Or, who made you king?
There’s been in the lot in the news over the past few days about the British royal family: whether or not they are consciously, deliberately racist or whether they are just racist in passing like some ancient uncle who comes to visit at Christmas. Why this is the case probably isn’t worth going into here; I don’t see the point of me just reciting the latest news headlines. What it’s got me thinking is: why do we have a monarchy at all any more? Why are people still happy to regurgitate the old lies about what they do for us?
You don’t have to go far in discussions about the monarchy before you hear claims like “they bring a lot of money in for us, like tourists.” That doesn’t sound very likely to me. Empirically, it can’t be the case that tourists choose to come specifically to the UK because we have a monarch. If it was, Paris, Dublin, and Berlin would be struggling to attract tourists, who would all flood to London, Amsterdam and Copenhagen instead. There’s no real evidence that tourists come because we have a monarch at all; and as the campaign group Republic has worked out even if some do it has a negligible effect on British tourism as a whole. So why, then, do they exist? Moreover, why is it taken essentially for granted that the right of who should be king or queen is set in stone, frozen and immutable?
This idea, the idea that at any one time there is one person who has the right to be king or queen, and that they will be followed by their closest blood relative as surely as night follows day, is an old idea but it’s not that old. Royal legitimacy is, by any practical measure, an utterly terrible idea. If the monarch has to be the closest blood relative of the previous one, then to have good, successful monarchs, you need to have an excellent run of luck. How many times can you look at a group of brothers and sisters and be sure that, automatically, the oldest one is the best leader or the best manager? Eventually, purely by the mechanical operation of statistics, you’re going to see the job going to somebody who is always going to be a bit of a failure in that sort of role; and that’s without thinking of the sort of health problems that frequently tend to crop up in royal lineages stuffed densely with cousin-to-cousin marriages.

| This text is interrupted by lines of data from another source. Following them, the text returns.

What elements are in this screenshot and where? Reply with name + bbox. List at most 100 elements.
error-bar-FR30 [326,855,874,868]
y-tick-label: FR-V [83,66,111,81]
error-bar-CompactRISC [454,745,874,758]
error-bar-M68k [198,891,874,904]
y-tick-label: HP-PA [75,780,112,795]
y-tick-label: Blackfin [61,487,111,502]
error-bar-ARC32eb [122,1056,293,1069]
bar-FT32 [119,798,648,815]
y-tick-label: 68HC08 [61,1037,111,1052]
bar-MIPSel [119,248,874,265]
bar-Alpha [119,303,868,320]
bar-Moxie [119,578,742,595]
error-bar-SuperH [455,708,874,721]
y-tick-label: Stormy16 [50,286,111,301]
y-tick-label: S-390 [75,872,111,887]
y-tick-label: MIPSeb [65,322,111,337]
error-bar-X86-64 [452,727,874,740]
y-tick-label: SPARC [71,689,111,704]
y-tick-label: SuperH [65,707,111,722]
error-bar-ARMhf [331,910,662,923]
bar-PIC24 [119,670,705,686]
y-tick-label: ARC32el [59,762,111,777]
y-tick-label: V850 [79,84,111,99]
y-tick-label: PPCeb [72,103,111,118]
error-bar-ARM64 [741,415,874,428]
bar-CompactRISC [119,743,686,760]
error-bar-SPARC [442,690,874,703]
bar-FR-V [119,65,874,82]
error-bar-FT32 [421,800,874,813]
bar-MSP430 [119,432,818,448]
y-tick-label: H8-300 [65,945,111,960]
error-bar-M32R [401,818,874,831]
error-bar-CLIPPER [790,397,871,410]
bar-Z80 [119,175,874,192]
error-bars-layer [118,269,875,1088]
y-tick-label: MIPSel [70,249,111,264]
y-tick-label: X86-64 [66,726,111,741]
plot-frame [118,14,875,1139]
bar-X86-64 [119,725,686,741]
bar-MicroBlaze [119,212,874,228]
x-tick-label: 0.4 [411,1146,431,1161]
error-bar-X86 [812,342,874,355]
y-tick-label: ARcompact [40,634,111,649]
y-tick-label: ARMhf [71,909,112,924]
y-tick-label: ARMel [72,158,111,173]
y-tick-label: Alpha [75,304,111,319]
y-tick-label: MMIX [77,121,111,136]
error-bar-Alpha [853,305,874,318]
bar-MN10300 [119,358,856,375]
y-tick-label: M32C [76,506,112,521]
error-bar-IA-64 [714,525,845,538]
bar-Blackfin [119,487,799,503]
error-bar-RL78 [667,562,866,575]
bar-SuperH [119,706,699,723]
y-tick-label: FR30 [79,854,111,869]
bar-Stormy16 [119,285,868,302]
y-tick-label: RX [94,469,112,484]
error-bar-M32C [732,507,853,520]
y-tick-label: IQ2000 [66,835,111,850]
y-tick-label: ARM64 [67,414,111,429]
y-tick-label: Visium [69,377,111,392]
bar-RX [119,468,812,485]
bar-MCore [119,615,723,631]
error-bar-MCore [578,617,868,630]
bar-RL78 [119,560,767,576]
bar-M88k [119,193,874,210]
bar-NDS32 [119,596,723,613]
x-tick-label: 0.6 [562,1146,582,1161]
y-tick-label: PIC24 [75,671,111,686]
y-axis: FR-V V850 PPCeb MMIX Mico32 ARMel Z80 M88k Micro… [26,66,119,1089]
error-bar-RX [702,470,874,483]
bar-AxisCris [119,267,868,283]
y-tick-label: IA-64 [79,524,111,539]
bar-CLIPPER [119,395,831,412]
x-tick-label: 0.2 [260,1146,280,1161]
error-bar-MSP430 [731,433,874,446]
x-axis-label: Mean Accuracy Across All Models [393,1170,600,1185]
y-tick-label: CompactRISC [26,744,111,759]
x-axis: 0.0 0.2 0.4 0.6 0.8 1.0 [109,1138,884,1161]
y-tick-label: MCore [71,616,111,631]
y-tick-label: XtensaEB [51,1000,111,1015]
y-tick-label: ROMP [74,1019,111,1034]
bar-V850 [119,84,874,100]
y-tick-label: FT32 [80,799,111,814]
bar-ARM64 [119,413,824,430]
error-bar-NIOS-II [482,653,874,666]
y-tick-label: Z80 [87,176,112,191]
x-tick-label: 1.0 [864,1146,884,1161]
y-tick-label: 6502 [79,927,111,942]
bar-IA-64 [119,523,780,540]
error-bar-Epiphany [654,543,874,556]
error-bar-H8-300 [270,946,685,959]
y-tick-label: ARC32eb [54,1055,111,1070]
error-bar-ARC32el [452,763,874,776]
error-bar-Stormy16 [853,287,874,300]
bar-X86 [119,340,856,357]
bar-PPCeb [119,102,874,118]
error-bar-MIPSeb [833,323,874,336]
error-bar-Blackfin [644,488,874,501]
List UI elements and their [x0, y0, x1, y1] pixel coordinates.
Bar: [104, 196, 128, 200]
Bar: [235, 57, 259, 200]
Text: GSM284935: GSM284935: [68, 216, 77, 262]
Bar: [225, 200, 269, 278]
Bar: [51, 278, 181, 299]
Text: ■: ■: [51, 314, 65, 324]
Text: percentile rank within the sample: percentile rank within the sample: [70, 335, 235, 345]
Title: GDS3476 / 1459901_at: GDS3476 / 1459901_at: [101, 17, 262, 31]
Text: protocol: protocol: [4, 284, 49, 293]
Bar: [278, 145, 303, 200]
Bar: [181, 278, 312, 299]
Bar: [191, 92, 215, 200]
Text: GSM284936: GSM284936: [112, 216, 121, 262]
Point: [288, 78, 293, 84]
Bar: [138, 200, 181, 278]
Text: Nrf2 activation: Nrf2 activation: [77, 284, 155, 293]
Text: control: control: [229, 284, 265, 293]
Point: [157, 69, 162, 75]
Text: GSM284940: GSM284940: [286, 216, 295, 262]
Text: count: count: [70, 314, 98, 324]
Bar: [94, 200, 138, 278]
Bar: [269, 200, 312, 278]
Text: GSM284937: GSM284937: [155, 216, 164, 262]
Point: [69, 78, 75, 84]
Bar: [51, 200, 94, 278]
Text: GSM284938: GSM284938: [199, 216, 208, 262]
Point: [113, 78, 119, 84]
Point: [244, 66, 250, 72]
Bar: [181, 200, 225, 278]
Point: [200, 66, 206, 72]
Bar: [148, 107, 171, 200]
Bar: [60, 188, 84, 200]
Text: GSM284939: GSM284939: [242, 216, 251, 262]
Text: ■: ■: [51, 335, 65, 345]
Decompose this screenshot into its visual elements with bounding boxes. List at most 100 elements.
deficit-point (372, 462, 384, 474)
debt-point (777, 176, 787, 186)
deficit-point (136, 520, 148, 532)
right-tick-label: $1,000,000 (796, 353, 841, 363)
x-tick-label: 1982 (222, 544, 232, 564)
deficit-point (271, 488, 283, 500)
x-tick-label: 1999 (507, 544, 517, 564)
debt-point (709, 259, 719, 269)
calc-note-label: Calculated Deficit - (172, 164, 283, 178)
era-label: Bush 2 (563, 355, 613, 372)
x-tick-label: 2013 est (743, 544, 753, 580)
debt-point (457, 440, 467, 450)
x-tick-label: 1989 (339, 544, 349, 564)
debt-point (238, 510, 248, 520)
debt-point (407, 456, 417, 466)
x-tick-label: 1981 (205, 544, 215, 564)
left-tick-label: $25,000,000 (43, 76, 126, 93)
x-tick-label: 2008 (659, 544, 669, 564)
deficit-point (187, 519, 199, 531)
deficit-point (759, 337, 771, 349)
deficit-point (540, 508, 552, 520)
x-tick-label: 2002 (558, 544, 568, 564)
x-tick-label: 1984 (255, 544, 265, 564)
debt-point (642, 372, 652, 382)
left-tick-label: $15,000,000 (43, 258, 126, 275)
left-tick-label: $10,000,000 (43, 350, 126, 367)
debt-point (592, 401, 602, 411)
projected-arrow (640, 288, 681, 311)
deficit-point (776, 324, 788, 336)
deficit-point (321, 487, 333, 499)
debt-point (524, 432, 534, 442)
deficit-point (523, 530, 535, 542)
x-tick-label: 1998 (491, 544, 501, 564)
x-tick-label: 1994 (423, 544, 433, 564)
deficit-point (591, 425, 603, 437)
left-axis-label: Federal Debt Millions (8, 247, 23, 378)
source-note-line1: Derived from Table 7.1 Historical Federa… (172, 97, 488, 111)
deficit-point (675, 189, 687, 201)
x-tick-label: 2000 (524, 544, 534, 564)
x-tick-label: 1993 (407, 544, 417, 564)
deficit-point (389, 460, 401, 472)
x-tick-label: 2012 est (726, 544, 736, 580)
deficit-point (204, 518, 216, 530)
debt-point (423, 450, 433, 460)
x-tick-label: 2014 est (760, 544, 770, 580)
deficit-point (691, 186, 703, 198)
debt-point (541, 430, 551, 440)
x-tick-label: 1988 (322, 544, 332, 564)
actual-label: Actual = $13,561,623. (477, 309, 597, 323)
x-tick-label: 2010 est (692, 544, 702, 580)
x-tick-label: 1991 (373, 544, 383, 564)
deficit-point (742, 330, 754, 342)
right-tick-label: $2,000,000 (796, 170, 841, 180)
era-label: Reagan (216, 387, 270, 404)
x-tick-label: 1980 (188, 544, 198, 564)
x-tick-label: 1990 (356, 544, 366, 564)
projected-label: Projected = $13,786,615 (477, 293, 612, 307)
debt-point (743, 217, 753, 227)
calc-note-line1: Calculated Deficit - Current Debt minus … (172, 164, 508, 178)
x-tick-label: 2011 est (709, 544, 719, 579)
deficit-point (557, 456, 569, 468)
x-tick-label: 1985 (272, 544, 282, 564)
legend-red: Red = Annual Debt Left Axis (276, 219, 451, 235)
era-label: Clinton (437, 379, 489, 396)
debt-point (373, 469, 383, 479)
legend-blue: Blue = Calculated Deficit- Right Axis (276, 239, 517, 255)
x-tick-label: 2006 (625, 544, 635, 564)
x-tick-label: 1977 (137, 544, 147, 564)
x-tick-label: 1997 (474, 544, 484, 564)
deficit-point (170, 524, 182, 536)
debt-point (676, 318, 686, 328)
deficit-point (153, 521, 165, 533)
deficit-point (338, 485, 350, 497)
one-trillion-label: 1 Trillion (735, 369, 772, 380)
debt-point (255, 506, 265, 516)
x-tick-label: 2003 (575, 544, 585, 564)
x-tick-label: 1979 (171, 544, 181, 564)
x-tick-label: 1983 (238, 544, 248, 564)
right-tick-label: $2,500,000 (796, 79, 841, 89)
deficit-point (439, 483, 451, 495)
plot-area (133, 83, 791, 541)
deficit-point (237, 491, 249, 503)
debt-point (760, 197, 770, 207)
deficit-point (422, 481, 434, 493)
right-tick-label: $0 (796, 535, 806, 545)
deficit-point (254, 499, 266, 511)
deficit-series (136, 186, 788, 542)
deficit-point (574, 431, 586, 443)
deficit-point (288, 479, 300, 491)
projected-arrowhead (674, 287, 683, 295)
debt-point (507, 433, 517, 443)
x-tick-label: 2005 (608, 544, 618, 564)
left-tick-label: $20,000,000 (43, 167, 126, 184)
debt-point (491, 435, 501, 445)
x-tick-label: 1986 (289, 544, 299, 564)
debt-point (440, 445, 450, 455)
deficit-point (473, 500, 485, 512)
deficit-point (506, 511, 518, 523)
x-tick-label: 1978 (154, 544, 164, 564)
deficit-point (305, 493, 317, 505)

“They don’t really have any power,” though, the monarchist will tell you. “They’re just figureheads.” So, if that is the case, why keep them? Why not replace them with a nicely-carved statue as a figurehead instead? It’s fair to say that in modern British law the Queen has very little freedom to act, in the sense of being able to make meaningful decisions. Sovereignty is in Parliament, and the Queen must always follow whatever convention is appropriate in any given situation: appointing the person who can guarantee the Commons will vote for them as her Prime Minister and suchlike. This doesn’t make her powerless, though; it means her power is all in the soft sphere. The power that comes from having that weekly confessional chat with the person actually in charge of things, for example. The relationship benefits both the monarch and the Prime Minister. Any sort of uncodified situation always tends to reinforce the side with the greatest power to begin with: the biggest winners in the British unwritten constitution are the monarch and the government, and the losers are the opposition and the greater mass of the populace.
Legitimacy wasn’t always the way these things were done. It would probably surprise a lot of people to learn that the rules on succession changed relatively recently. In part, we have forgotten that royal succession isn’t set in stone because very few British people have encountered it or can remember the Queen’s accession. A thousand years ago—when England was only a few hundred years old—the English monarchy was a semi-elective institution. After we experimented with a dictatorial republic for a few years in the seventeenth century, Parliament made clear that the monarch ruled only at Parliament’s pleasure. Within thirty years of the Restoration, politicians had invited a Dutchman to invade and take over as king; a few decades further on, Parliament skipped over a number of potential legitimate members of the royal family to appoint a German head of state as king here. Over time the monarch’s control over government, slippery enough in any case after 1688, faded away further and further. By the 19th century it was all but gone.
An aside at this point: legitimist ideas rarely take into account the fact that different countries have someone different ideas on legitimacy. When William IV, King of Great Britain and Hannover died, his niece Victoria became Queen in Britain but his younger brother and Tory poltician the Duke of Cumberland and Teviotdale became King of Hannover, because Hanoverian law did not permit queens regnant. His son, King George V, had his kingdom flattened and squished away in the Austro-Prussian War of 1866. If Victoria had still been ruler of a German state during the slow German unification process that concluded in 1871, later history would in some ways have been very different.
So why do we still have a monarchy, and why do we still sometimes behave as if it is implicit and inevitable that we always have one? Partly, I think, because it is what we are all used to; but largely because it brings huge benefits to all who are involved with it, to everyone touched by it.
One thing is certain, though. Within the next few years, within this decade, there will be big changes. The current reign is going to come to an end; that’s just the way things are. When it does, what will happen? Nothing, no doubt, initially. King Charles will be proclaimed, although I wouldn’t be surprised if he chooses a different name to rule by. It was at one time a standard royal tradition—the Queen’s father wasn’t actually called George—but it’s one that will be shocking and alien to most people if it were to be reintroduced. The shock of the change will, I suspect, startle people into finally considering that the monarchy don’t actually have to be a fixture in our world. It will be an interesting process to watch.